Ou seja, que a crença religiosa não pode ocupar um papel relevante nas teorias e hipóteses com que se trabalha, porque a religião é baseada na fé, não no raciocínio derivado de deduções sobre que tipo de explicações são mais úteis para descrever a realidade com o que e o que é conhecido e comprovado. A fé é baseada em idéias que acreditamos a priori, enquanto na ciência, qualquer ideia pode ser revisada ou descartada se, ao contrastar idéias com a realidade, surgirem melhores explicações. Isso também se aplica à psicologia.
Crenças ou fatos comprovados?
De acordo com o que vimos sobre como trabalhamos na ciência, se defendemos a idéia de que nossas mentes são realmente entidades criadas dentro de uma simulação realizada por um grande computador do tamanho do universo, isso significa comprometer-se, baseando as idéias com as quais trabalha em psicologia na crença de que não só esse deus existe, mas também é como descrito na Bíblia (que nos assiste para ver se agimos certo ou errado, quem nos ama, etc.) é tremendamente infeliz.
E é lamentável porque, cientificamente, dar boas idéias muito confusas sobre como nos comportamos sem ter provas que os endossam é um exercício de desonestidade intelectual. Por exemplo, propor soluções para um paciente com base na ideia de que certos atos farão com que um deus recompense essa pessoa "curando" não é apenas uma violação do código de ética do psicólogo, mas é também totalmente irresponsável.
Agora, não acreditar em um deus e se envolver em sua religião não significa fazê-lo 24 horas por dia? Para algumas pessoas, esse pode ser o caso; Como eu disse, todo mundo vive sua religião como eles querem. No entanto, o importante é ter em mente que a religião, baseada em crenças que se decide abraçar por sua própria decisão, não pode ser imposto aos outros. E a ciência, que é um esforço coletivo para criar conhecimento que não depende inteiramente de fé e crenças, não pode ser distorcida pela influência da religião..
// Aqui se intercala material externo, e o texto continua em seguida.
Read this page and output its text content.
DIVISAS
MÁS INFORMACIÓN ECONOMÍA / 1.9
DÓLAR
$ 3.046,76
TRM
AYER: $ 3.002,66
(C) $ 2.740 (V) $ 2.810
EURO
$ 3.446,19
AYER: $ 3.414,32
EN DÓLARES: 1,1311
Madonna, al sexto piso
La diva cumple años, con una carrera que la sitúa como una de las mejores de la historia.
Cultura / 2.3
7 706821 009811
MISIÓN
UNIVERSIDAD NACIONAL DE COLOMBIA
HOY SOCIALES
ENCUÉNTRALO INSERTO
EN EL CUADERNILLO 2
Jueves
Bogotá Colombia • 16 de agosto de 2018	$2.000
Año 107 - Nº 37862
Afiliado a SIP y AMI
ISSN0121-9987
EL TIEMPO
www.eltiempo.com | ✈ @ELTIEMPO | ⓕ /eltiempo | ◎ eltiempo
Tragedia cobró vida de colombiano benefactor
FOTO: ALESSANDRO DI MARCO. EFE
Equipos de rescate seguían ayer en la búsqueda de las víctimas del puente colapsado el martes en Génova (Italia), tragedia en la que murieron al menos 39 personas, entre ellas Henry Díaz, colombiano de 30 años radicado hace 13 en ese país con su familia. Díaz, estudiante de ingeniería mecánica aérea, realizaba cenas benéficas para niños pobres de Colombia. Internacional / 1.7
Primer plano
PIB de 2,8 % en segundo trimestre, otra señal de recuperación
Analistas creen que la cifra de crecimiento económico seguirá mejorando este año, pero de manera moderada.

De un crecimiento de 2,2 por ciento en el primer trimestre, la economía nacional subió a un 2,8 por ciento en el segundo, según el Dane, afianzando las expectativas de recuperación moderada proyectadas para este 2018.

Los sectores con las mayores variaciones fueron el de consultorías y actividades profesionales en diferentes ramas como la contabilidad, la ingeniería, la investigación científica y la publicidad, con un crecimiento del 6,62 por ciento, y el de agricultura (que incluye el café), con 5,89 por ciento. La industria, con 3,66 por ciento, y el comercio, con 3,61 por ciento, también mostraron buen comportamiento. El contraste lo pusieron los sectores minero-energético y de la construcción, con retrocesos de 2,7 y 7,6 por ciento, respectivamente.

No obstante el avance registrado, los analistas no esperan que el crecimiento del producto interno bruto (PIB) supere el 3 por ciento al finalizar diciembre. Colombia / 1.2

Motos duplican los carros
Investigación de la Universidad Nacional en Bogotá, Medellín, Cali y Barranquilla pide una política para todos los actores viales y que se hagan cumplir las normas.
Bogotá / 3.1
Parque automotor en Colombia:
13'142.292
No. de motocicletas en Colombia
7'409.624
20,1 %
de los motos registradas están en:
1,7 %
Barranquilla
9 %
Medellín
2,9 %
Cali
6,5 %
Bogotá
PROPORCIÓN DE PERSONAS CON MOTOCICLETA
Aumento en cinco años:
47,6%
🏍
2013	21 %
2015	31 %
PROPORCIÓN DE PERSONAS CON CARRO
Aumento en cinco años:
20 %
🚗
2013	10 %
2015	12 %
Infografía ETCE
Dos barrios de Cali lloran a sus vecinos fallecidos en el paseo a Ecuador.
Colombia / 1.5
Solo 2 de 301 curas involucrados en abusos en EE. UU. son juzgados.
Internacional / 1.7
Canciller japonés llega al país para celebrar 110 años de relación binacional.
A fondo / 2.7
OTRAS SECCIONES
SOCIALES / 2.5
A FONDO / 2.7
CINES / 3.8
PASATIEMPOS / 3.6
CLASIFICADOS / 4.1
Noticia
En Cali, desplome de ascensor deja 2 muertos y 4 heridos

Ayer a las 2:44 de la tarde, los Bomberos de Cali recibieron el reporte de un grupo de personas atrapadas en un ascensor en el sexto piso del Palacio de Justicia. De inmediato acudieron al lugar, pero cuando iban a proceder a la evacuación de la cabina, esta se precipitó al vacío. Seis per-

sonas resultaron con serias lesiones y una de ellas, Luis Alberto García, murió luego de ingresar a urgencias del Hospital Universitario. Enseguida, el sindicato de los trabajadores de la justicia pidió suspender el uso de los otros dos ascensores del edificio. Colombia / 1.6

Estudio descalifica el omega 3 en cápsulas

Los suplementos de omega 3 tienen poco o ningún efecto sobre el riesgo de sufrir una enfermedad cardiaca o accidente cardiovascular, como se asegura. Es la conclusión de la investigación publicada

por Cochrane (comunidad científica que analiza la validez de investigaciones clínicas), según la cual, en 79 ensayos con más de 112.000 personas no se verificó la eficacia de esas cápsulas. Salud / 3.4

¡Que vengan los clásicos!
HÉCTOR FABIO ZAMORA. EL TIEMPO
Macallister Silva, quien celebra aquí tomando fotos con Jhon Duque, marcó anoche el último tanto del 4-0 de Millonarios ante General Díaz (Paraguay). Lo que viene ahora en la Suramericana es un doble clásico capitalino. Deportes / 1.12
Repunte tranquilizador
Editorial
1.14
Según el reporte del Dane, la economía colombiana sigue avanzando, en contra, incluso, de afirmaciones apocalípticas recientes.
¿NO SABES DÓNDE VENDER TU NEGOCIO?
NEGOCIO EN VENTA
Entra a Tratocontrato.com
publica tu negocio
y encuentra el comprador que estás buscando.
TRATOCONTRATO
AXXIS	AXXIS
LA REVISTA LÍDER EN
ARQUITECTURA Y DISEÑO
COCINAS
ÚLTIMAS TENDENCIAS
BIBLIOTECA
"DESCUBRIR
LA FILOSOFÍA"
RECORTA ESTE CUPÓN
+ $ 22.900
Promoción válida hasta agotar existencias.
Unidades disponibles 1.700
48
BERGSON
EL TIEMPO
Não há uma maneira de acreditar
Então, para a questão de se os psicólogos podem acreditar ou não em Deus, você tem que responder: depende de como você cria.
Para aqueles que acreditam em Deus significa acreditar literalmente dogmas religiosos e agir de acordo o tempo todo, a resposta será não, porque A psicologia, como ciência, envolve questionar todas as ideias e não aceitar nenhuma explicação como certa. sobre o funcionamento e a origem dos processos mentais, tudo sem fazer juízos de valor baseados em textos religiosos sobre certos comportamentos e tendências (homossexualidade, poligamia, etc.).
Quem, ao contrário, está claro que nenhuma ação derivada da crença em um deus pode prejudicar os outros, a religiosidade não precisa ser um problema. Talvez a dissonância cognitiva de deixe algumas crenças de lado que se acredita fundamental e estruturação da identidade é desconfortável, mas é um sacrifício sem o qual não pode haver progresso neste campo científico.
A ideia, em suma, é a seguinte: nas horas de trabalho, os psicólogos devem manter a religião (e não a moralidade) totalmente à margem. Se você acha que não pode fazer isso porque isso supõe uma grande dissonância cognitiva para acreditar que você tem que ser sempre um devoto e submeter todas as idéias à fé, a psicologia não é para você.